Insofar as some atheists boldly claim that there is no god, it is incumbent upon them to provide evidence to support that knowledge claim.
Insofar as theists boldly claim that there is a god, it is incumbent upon them to provide evidence to support that knowledge claim.
Insofar as an atheist (or agnostic) says that there is insufficient evidence for a supernatural creator to justify basing one's entire life around the claim that there is, that's a solid position as long as the evidence is lacking. If theists want to convert a rational thinker, they need to provide evidence.
Thing is, they can't do that for a couple of reasons.
a) They don't seem to be able to find anything like real credible evidence, and
b) if they did, that would destroy the commanding role of faith, without which salvation (by their own declarations) is impossible, because once you have evidence, you have knowledge and faith no longer applies.

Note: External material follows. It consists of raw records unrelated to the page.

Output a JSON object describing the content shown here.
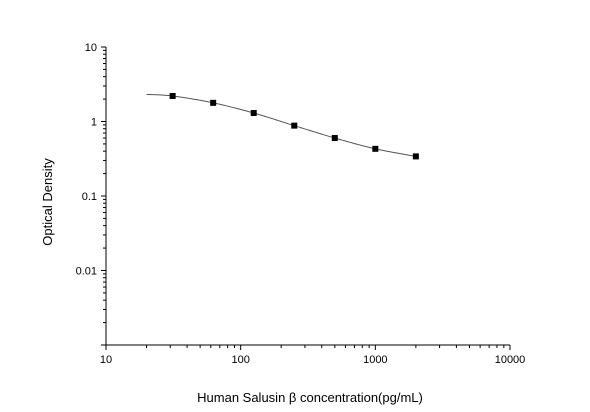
{
  "chart_data": {
    "type": "scatter",
    "title": "",
    "xlabel": "Human Salusin β  concentration(pg/mL)",
    "ylabel": "Optical Density",
    "x_scale": "log",
    "y_scale": "log",
    "xlim": [
      10,
      10000
    ],
    "ylim": [
      0.001,
      10
    ],
    "x_ticks": [
      "10",
      "100",
      "1000",
      "10000"
    ],
    "y_ticks": [
      "10",
      "1",
      "0.1",
      "0.01"
    ],
    "grid": false,
    "legend": "none",
    "series": [
      {
        "marker": "square",
        "x": [
          31.25,
          62.5,
          125,
          250,
          500,
          1000,
          2000
        ],
        "y": [
          2.2,
          1.78,
          1.3,
          0.88,
          0.6,
          0.43,
          0.34
        ]
      }
    ],
    "fit_curve": {
      "type": "smooth",
      "x_range": [
        20,
        2000
      ]
    },
    "colors": {
      "axis": "#000000",
      "marker": "#000000",
      "curve": "#555555"
    }
  }
}
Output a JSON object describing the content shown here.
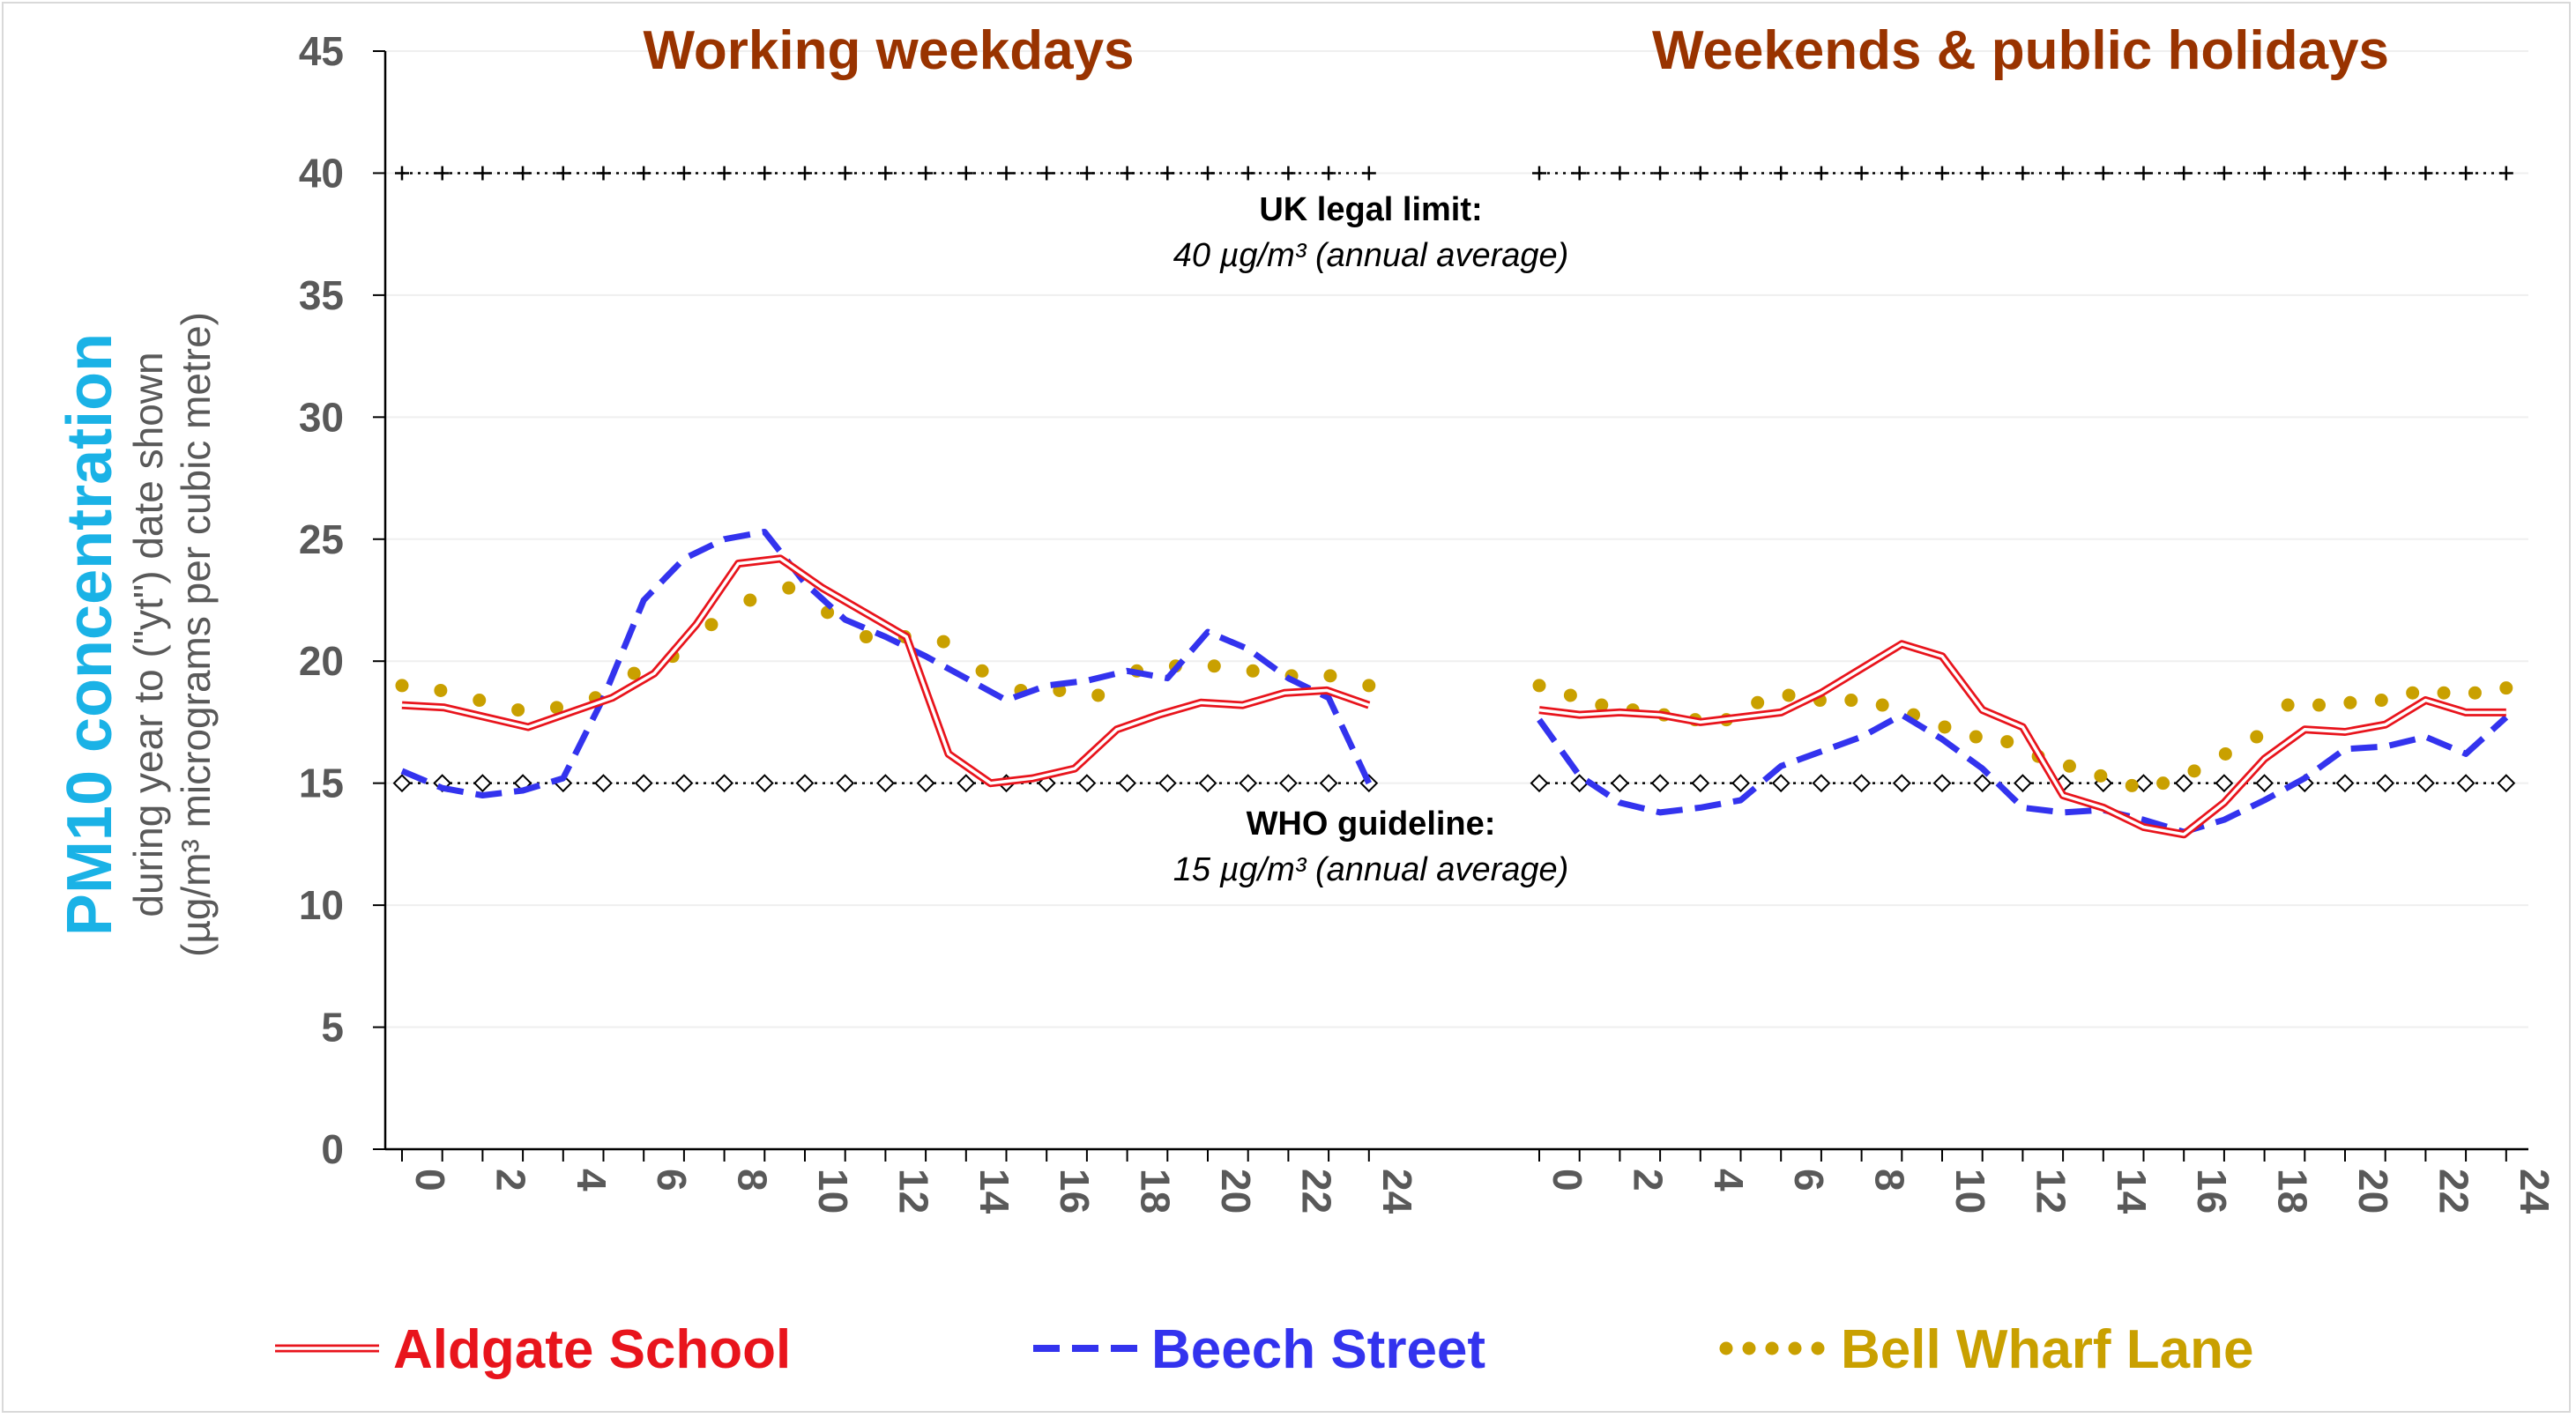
{
  "chart_data": {
    "type": "line",
    "ylim": [
      0,
      45
    ],
    "yticks": [
      "0",
      "5",
      "10",
      "15",
      "20",
      "25",
      "30",
      "35",
      "40",
      "45"
    ],
    "xticks": [
      "0",
      "2",
      "4",
      "6",
      "8",
      "10",
      "12",
      "14",
      "16",
      "18",
      "20",
      "22",
      "24"
    ],
    "ylabel": {
      "line1": "PM10 concentration",
      "line2": "during year to (\"yt\") date shown",
      "line3": "(µg/m³ micrograms per cubic metre)"
    },
    "annotations": {
      "uk_title": "UK legal limit:",
      "uk_sub": "40 µg/m³ (annual average)",
      "who_title": "WHO guideline:",
      "who_sub": "15 µg/m³ (annual average)"
    },
    "reference_lines": [
      {
        "value": 40,
        "marker": "plus"
      },
      {
        "value": 15,
        "marker": "diamond"
      }
    ],
    "colors": {
      "aldgate": "#e8141c",
      "beech": "#3333ee",
      "bell": "#c9a000",
      "title": "#993300",
      "ylabel_accent": "#1ab2e6"
    },
    "legend": [
      {
        "key": "aldgate",
        "label": "Aldgate School"
      },
      {
        "key": "beech",
        "label": "Beech Street"
      },
      {
        "key": "bell",
        "label": "Bell Wharf Lane"
      }
    ],
    "panels": [
      {
        "title": "Working weekdays",
        "series": {
          "aldgate": [
            18.2,
            18.1,
            17.7,
            17.3,
            17.9,
            18.5,
            19.5,
            21.5,
            24.0,
            24.2,
            23.0,
            22.0,
            21.0,
            16.2,
            15.0,
            15.2,
            15.6,
            17.2,
            17.8,
            18.3,
            18.2,
            18.7,
            18.8,
            18.2
          ],
          "beech": [
            15.5,
            14.8,
            14.5,
            14.7,
            15.2,
            18.5,
            22.5,
            24.2,
            25.0,
            25.3,
            23.2,
            21.7,
            21.0,
            20.2,
            19.3,
            18.4,
            19.0,
            19.2,
            19.6,
            19.3,
            21.2,
            20.5,
            19.3,
            18.5,
            15.0
          ],
          "bell": [
            19.0,
            18.8,
            18.4,
            18.0,
            18.1,
            18.5,
            19.5,
            20.2,
            21.5,
            22.5,
            23.0,
            22.0,
            21.0,
            21.0,
            20.8,
            19.6,
            18.8,
            18.8,
            18.6,
            19.6,
            19.8,
            19.8,
            19.6,
            19.4,
            19.4,
            19.0
          ]
        }
      },
      {
        "title": "Weekends & public holidays",
        "series": {
          "aldgate": [
            18.0,
            17.8,
            17.9,
            17.8,
            17.5,
            17.7,
            17.9,
            18.7,
            19.7,
            20.7,
            20.2,
            18.0,
            17.3,
            14.5,
            14.0,
            13.2,
            12.9,
            14.2,
            16.0,
            17.2,
            17.1,
            17.4,
            18.4,
            17.9,
            17.9
          ],
          "beech": [
            17.6,
            15.3,
            14.2,
            13.8,
            14.0,
            14.3,
            15.7,
            16.3,
            16.9,
            17.8,
            16.8,
            15.6,
            14.0,
            13.8,
            13.9,
            13.5,
            13.0,
            13.5,
            14.3,
            15.2,
            16.4,
            16.5,
            16.9,
            16.2,
            17.7
          ],
          "bell": [
            19.0,
            18.6,
            18.2,
            18.0,
            17.8,
            17.6,
            17.6,
            18.3,
            18.6,
            18.4,
            18.4,
            18.2,
            17.8,
            17.3,
            16.9,
            16.7,
            16.1,
            15.7,
            15.3,
            14.9,
            15.0,
            15.5,
            16.2,
            16.9,
            18.2,
            18.2,
            18.3,
            18.4,
            18.7,
            18.7,
            18.7,
            18.9
          ]
        }
      }
    ]
  }
}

So, when an atheist claims to know that there is no god, I would challenge him/her to provide relevant, credible evidence. Likewise, when a theist claims to know that there is a god, I challenge him/her to provide relevant, credible evidence. As long as the evidence for either is lacking, I have no rational motivation to take sides.
Since I don't have a material or emotional need for belief in any such supernatural protector or afterlife, I have no motivation - in the absence of evidence - to rearrange my life as if there were.